🤖 AI Summary
This work addresses the challenge of tracing content generated by large language models, where existing watermarking methods suffer from limitations in diversity, robustness, and protection against distillation. The authors propose a theoretically distortion-free, localizable watermarking mechanism based on Gumbel-max sampling. By employing dual keys to restore output diversity and integrating entropy-weighted scoring with multi-region localization, the method enhances detection capability while remaining compatible with efficient inference techniques such as speculative decoding—achieving zero inference overhead. Notably, it is the first scheme to enable watermark transfer after model distillation (“radioactive” property) and to precisely localize AI-generated segments within human-AI hybrid text. Experiments demonstrate significantly stronger detection performance than baselines like SynthID-text and robustness against dilution attacks.

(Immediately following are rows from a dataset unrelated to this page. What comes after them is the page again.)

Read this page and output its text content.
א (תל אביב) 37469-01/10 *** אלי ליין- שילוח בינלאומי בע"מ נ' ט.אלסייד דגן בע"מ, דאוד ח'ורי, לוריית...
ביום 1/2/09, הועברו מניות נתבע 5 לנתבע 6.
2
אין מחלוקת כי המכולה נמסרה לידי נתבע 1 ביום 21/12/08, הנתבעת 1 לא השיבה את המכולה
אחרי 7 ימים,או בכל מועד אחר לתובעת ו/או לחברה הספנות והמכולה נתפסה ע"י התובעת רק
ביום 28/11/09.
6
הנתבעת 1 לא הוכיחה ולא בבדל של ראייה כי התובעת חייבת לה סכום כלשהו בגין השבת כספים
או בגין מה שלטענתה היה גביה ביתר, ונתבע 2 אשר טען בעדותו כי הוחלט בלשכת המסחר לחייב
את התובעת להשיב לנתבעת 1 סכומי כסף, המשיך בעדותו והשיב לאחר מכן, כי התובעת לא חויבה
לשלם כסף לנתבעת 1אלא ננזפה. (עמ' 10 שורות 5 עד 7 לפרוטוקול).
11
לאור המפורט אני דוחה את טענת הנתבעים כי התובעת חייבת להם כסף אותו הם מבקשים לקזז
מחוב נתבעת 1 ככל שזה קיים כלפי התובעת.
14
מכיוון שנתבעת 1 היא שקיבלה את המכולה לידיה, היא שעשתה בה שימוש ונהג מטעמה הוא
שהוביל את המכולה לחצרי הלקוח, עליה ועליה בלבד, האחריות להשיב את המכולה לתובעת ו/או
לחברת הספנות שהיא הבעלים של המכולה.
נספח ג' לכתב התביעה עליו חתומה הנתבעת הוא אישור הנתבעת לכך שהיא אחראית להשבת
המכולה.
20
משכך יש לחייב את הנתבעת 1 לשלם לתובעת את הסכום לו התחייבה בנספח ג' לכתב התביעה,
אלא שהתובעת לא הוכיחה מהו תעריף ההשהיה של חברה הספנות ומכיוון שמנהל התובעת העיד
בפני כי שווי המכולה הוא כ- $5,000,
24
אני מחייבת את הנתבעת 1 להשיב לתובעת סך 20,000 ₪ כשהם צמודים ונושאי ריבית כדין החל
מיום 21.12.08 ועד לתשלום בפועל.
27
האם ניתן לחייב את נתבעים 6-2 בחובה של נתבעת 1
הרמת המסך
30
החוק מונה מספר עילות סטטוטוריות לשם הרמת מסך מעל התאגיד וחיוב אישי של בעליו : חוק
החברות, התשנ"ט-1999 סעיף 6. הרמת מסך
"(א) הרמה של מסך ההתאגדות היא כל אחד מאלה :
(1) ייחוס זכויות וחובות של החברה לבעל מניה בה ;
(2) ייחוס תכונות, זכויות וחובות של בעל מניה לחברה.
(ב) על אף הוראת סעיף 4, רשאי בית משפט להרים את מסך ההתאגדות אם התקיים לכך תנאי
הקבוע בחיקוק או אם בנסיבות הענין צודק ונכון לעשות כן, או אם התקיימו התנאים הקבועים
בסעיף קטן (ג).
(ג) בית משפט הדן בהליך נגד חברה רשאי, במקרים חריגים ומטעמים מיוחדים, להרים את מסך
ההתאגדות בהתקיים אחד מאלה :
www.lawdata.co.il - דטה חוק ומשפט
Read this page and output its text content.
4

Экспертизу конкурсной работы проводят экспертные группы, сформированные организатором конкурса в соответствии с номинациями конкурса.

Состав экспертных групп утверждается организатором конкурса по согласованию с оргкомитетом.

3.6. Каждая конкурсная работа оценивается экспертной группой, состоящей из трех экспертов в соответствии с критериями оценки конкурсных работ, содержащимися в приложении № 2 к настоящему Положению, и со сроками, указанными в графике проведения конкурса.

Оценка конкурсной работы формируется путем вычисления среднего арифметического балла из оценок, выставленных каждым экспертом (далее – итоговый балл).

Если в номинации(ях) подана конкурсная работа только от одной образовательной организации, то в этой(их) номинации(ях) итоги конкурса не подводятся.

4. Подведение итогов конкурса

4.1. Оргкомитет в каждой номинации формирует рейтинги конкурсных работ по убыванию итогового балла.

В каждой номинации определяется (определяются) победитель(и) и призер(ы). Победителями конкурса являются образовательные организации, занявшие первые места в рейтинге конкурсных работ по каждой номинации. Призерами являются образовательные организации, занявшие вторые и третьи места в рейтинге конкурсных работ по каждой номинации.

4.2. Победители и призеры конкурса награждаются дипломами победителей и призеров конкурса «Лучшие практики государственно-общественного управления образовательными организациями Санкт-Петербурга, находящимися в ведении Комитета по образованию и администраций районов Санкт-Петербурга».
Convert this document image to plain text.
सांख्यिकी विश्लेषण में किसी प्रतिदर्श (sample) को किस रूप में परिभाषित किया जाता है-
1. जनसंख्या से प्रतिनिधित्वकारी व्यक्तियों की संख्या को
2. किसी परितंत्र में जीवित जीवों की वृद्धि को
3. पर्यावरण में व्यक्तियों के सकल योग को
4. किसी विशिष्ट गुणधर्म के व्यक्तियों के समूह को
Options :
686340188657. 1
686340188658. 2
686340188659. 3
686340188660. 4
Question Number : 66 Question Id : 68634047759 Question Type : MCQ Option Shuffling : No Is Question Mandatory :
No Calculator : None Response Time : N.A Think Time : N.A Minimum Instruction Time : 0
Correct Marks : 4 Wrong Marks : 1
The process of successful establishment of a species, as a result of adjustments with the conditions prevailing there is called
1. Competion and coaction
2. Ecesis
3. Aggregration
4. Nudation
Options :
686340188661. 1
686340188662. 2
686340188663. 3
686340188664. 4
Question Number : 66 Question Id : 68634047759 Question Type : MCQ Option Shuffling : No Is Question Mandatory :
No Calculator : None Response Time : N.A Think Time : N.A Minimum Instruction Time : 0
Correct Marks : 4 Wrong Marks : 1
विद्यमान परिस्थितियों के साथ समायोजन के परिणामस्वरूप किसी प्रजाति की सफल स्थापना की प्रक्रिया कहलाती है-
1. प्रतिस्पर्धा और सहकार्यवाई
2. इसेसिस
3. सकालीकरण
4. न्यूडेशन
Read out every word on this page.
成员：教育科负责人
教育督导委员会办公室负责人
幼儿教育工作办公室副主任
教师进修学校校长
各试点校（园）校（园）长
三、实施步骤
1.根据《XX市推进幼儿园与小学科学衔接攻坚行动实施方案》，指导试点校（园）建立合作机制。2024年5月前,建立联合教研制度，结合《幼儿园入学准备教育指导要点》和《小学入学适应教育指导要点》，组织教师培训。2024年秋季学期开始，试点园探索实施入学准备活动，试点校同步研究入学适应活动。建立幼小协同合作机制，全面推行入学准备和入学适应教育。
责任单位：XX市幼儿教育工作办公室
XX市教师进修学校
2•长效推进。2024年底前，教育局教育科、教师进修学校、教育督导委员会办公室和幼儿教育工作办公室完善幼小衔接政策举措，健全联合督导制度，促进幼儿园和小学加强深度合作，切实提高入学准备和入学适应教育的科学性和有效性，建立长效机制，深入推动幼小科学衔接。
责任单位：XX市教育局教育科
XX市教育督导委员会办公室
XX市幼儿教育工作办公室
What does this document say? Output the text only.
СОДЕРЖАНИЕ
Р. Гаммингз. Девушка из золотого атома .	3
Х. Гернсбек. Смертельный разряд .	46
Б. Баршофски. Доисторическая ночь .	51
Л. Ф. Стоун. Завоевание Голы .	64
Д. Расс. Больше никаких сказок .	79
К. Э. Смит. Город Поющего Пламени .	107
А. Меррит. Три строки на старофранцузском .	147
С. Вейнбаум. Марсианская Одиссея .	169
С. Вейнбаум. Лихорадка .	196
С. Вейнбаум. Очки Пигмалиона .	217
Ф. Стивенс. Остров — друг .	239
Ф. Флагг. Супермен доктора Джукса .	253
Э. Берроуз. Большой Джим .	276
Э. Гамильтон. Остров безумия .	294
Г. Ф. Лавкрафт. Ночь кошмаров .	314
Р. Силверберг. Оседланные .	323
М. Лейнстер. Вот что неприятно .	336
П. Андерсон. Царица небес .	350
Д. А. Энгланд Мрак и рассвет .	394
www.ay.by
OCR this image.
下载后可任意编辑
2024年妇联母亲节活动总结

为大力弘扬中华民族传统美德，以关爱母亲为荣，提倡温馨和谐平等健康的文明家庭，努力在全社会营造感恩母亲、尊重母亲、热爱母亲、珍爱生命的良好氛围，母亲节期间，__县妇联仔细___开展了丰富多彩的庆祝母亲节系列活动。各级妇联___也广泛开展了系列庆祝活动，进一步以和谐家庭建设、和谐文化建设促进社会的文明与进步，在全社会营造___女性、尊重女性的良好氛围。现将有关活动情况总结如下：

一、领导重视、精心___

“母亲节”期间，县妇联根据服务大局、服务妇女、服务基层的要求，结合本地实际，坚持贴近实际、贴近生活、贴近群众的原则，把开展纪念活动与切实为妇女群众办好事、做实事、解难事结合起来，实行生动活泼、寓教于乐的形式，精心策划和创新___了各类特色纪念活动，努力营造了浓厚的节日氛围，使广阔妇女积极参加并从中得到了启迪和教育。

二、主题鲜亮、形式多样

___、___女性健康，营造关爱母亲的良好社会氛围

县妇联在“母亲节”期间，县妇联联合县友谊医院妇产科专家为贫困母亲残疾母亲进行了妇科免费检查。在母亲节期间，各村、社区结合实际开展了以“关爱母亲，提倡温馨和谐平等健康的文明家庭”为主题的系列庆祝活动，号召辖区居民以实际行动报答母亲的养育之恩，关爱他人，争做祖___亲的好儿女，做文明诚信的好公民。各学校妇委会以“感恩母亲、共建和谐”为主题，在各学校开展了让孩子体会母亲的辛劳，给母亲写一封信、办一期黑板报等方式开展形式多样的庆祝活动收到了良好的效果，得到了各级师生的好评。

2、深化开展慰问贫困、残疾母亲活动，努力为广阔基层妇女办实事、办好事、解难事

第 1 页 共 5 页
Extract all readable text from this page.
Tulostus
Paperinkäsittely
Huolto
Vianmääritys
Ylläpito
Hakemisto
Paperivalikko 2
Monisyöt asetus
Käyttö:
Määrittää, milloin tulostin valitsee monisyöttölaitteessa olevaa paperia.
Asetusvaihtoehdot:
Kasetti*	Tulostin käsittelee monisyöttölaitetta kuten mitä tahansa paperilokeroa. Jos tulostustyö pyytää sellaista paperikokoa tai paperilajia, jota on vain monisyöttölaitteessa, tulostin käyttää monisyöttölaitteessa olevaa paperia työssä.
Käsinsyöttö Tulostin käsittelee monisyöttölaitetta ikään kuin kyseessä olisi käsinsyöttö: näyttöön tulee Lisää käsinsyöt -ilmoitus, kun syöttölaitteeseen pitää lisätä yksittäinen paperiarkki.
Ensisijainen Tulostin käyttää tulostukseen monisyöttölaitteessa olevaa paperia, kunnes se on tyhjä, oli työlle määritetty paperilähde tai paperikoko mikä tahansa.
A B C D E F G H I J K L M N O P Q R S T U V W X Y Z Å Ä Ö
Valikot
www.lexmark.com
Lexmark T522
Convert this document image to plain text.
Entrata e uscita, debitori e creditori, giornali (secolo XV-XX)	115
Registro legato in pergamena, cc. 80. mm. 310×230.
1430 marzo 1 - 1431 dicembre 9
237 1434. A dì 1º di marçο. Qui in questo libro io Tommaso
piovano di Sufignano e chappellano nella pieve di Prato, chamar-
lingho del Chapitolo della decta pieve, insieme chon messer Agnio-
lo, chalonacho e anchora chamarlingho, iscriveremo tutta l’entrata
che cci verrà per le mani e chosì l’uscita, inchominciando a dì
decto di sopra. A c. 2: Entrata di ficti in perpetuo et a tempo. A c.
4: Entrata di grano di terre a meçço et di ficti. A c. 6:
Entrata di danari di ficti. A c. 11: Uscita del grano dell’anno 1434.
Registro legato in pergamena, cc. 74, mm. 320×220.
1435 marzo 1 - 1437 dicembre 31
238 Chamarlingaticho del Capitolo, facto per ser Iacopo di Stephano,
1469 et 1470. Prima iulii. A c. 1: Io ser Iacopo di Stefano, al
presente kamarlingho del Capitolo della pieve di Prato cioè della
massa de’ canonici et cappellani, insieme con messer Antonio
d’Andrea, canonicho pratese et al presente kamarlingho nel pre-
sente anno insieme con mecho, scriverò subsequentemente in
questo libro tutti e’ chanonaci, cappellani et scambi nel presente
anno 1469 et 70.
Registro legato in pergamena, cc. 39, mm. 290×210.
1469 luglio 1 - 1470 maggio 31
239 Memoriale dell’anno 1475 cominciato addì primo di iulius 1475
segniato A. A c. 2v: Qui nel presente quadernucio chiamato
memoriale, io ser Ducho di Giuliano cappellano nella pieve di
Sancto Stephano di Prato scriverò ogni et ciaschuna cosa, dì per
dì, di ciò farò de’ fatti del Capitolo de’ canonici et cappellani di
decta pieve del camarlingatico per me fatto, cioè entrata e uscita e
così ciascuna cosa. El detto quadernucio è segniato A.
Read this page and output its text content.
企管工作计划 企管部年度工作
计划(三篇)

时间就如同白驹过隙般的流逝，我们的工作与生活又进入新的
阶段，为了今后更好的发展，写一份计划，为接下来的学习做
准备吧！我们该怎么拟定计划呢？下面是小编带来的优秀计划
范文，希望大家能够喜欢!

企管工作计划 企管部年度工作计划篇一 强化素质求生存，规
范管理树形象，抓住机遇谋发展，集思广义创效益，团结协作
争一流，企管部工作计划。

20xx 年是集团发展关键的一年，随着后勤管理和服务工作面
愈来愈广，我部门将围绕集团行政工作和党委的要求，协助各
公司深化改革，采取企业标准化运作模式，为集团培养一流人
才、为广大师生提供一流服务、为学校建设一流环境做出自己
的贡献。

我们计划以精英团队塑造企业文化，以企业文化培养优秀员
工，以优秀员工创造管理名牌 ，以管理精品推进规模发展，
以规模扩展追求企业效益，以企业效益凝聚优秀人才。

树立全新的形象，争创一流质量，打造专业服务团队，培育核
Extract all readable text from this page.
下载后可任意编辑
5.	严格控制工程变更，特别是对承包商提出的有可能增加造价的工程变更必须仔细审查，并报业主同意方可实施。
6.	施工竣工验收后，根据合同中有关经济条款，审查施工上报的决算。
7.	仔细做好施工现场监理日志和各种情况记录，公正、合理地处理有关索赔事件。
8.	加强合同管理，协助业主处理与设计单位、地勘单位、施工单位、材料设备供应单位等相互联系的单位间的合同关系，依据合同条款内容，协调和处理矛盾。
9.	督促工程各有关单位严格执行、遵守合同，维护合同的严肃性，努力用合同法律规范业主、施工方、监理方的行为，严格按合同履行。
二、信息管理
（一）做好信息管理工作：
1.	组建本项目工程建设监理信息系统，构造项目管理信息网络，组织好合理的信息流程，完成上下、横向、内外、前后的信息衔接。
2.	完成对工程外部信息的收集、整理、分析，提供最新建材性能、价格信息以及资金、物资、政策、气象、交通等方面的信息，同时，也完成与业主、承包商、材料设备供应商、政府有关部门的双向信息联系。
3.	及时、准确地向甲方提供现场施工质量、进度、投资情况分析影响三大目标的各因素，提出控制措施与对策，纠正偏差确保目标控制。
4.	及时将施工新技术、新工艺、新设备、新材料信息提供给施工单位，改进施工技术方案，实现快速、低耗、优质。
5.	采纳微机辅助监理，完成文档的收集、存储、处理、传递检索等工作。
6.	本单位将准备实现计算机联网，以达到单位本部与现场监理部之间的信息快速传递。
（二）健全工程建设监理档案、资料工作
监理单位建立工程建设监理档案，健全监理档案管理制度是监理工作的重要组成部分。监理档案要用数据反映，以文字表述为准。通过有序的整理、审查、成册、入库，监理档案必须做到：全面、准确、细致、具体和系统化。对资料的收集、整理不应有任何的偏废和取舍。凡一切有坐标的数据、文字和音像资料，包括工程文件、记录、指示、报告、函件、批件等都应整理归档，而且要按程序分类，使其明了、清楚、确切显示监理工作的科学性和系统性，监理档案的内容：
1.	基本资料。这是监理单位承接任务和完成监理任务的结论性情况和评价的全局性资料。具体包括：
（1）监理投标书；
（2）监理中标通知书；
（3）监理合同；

Multilingual human evaluations (five languages, 6,000 A/B tests) confirm imperceptible quality degradation and no adverse impact on downstream task performance.
📝 Abstract
We introduce TextSeal, a state-of-the-art watermark for large language models. Building on Gumbel-max sampling, TextSeal introduces dual-key generation to restore output diversity, along with entropy-weighted scoring and multi-region localization for improved detection. It supports serving optimizations such as speculative decoding and multi-token prediction, and does not add any inference overhead. TextSeal strictly dominates baselines like SynthID-text in detection strength and is robust to dilution, maintaining confident localized detection even in heavily mixed human/AI documents. The scheme is theoretically distortion-free, and evaluation across reasoning benchmarks confirms that it preserves downstream performance; while a multilingual human evaluation (6000 A/B comparisons, 5 languages) shows no perceptible quality difference. Beyond its use for provenance detection, TextSeal is also ``radioactive'': its watermark signal transfers through model distillation, enabling detection of unauthorized use.